Лондон волновал меня необычайно. Компакт-диски, капуччино и круассаны были верхом утонченности, символами близившегося великого социального и политического перелома. Процесс джентрификации, уже начавший изменять самые убогие кварталы Ислингтона и Фулема, презрительно именовался «круассанофикацией» — теми, кого пугали надвигавшиеся перемены. Фолклендский конфликт превратил Маргарет Тэтчер из самого непопулярного за последние пятьдесят лет премьер-министра в самого популярного со времен Черчилля. В море политики начала подниматься волна патриотизма и уверенности в своих силах. Довольно скоро ей предстояло стать цунами престижных расходов для тех, кому повезло оседлать эту волну, и потопом долгов и лишений для жертв «суровых реальностей рынка», как предпочитали называть сопутствующие монетаризму беды Кит Джозеф и фридманьянцы. Мне и хотелось бы сказать, что я уделял в то время больше внимания политике, интересовался ею и испытывал в связи с ней гневные чувства. Дымные хмельные ночи, которые я проводил с Беном Элтоном в баре отеля «Мидленд», сделали многое для того, чтобы избавить меня от инстинктивной боязни Лейбористской партии и неприязни к ней; совершеннейшая вульгарность и непристойная мелочность Маргарет Тэтчер и многих ее министров сильно мешали мне проникнуться какой-либо приязнью к ней, не говоря уж о восхищении, однако взгляд мой устремлялся либо внутрь меня, либо на подворачивавшиеся мне возможности, и оттого мне было не до размышлений о чем-то другом. Если я стану сейчас с чрезмерным усердием распекать себя за сей изъян, столь незначительный и простительный в молодом человеке, это будет выглядеть неубедительно. После пережитого мной в отрочестве мне было трудно винить себя за то, что я с удовольствием принимал блага, которые теперь сыпались на мою голову настоящим дождем.
Хрустальный куб[137]
Работы у меня хватало — мюзикл, фильм, роль в постановке «Сорока лет службы», — однако нам с Хью хотелось и дальше сочинять и играть вместе. Несмотря на урон, который нанесла нашей уверенности в себе поразительная плодовитость Бена, мы все еще надеялись (а в потаенных глубинах душ наших даже и верили), что у нас есть будущее в мире комедии. И Ричард Армитаж отправил нас на переговоры в Би-би-си.

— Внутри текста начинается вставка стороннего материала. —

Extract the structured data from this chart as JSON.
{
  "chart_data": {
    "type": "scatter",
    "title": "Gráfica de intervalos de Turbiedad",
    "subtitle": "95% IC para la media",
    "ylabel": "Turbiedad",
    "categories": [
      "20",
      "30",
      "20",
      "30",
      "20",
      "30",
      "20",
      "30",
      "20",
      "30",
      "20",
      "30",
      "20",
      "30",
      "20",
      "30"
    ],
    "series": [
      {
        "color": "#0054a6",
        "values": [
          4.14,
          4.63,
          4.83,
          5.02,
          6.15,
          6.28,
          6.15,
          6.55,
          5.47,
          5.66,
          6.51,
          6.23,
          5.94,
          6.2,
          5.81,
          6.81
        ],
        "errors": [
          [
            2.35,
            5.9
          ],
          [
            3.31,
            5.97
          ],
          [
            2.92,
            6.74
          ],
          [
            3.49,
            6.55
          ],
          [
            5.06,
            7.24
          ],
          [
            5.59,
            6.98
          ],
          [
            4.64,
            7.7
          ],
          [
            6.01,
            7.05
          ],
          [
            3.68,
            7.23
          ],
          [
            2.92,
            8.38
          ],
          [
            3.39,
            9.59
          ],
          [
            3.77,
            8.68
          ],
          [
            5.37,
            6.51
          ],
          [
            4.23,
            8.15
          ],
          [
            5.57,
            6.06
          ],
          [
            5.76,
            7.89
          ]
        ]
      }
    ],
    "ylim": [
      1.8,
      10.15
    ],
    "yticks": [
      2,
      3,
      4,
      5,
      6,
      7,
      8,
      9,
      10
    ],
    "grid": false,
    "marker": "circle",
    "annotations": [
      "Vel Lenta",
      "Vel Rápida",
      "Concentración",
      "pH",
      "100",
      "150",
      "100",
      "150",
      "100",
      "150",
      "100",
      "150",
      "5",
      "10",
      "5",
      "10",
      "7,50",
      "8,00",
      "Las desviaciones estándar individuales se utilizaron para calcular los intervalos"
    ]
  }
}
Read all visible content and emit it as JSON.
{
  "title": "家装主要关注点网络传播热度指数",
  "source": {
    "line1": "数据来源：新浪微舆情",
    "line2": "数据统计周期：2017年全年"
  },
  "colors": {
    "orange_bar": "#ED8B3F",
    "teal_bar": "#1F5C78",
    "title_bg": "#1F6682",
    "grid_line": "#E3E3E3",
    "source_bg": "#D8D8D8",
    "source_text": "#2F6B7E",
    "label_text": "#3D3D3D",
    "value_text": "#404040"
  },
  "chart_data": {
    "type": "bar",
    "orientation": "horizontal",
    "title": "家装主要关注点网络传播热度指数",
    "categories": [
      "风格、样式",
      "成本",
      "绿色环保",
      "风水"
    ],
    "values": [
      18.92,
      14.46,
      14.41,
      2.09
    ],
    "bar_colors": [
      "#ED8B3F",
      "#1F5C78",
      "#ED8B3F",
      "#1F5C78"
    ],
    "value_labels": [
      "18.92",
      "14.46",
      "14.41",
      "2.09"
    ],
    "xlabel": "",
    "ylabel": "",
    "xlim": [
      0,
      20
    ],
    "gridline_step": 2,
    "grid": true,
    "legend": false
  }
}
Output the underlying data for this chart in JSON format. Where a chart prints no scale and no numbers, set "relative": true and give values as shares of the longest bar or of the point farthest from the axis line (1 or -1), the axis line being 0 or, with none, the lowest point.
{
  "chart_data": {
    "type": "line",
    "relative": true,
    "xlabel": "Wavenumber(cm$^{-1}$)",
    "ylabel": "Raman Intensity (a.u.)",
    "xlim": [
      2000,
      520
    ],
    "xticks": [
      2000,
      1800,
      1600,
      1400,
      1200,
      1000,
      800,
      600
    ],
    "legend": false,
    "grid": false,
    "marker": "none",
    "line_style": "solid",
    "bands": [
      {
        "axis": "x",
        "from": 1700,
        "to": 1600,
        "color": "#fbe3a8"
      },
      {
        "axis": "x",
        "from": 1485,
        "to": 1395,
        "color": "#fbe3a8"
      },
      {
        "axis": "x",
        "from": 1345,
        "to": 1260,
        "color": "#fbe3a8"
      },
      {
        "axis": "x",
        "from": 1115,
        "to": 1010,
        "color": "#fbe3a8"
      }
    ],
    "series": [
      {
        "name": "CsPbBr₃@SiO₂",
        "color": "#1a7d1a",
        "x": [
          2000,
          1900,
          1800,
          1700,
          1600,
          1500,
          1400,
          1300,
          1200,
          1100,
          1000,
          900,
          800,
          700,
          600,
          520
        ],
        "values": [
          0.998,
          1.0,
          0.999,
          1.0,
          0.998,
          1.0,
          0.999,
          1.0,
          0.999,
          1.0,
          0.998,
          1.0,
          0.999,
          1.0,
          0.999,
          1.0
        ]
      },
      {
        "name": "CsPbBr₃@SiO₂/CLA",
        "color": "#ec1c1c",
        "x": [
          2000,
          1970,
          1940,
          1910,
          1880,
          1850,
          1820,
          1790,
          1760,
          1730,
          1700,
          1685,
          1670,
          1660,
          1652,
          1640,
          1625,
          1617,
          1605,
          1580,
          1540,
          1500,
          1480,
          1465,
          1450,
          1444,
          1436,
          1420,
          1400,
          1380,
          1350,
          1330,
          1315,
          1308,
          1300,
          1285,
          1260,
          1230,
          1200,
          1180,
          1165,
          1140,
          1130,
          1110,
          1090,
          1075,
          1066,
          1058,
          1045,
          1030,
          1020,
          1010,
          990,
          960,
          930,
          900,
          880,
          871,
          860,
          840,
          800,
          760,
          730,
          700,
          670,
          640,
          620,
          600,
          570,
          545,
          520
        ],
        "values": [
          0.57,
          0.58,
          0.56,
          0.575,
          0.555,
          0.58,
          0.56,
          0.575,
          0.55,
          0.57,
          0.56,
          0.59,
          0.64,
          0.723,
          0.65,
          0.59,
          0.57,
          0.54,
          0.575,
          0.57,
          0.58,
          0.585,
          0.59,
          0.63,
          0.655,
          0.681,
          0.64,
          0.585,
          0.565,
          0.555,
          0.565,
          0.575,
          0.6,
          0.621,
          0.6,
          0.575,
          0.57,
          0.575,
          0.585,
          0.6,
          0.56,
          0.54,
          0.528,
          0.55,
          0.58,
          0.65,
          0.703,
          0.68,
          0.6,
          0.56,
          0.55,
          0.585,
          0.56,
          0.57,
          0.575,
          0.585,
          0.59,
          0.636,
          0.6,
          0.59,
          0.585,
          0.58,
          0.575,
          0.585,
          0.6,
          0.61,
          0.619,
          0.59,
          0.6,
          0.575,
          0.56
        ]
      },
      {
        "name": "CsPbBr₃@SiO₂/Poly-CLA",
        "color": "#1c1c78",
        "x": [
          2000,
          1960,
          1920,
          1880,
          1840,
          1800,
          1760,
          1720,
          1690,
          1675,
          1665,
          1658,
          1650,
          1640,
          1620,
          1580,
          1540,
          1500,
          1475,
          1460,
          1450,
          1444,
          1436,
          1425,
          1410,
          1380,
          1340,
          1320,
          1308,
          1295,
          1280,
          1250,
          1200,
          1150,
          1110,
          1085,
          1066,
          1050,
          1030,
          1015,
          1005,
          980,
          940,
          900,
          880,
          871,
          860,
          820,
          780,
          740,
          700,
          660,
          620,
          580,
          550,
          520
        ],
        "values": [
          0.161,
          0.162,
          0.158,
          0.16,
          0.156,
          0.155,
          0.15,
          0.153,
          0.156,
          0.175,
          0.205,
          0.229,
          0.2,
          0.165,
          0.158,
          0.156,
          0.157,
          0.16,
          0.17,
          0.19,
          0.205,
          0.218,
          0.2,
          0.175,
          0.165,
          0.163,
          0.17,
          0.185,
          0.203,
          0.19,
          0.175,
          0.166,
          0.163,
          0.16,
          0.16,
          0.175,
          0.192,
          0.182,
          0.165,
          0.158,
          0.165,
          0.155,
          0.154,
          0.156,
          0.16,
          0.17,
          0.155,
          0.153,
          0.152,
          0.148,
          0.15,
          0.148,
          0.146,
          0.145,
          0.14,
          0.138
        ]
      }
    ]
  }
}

В те дни «Управление легких развлечений» делилось на два отдела: «Комедии» и «Варьете». Комические сериалы и скетч-шоу выступали под флагом «Комедии», а программы наподобие «Игры поколения» и «Магического шоу Пола Даниэлса» относились к разряду «Варьете». Управление возглавлял веселый краснолицый мужчина, сильно смахивавший на массовика-затейника из дома отдыха или натурщика, с которого Дональд Мак-Гилл срисовал, работая над почтовыми открытками со сценками из курортной жизни, подвыпившего мужа. Мужчину этого звали Джим Моир, что было, кстати сказать, настоящим именем Вика Ривеса, хотя в то время, в 1983-м примерно, Вик Ривес ничем еще прославиться не успел. Мы с Хью свели с Джимом Моиром знакомство на крикетном уик-энде в Стеббинге. В тот раз он сказал нам с точно выверенной интонацией блэкпулского конферансье: «Я вас сейчас познакомлю с женой, только вы не смейтесь».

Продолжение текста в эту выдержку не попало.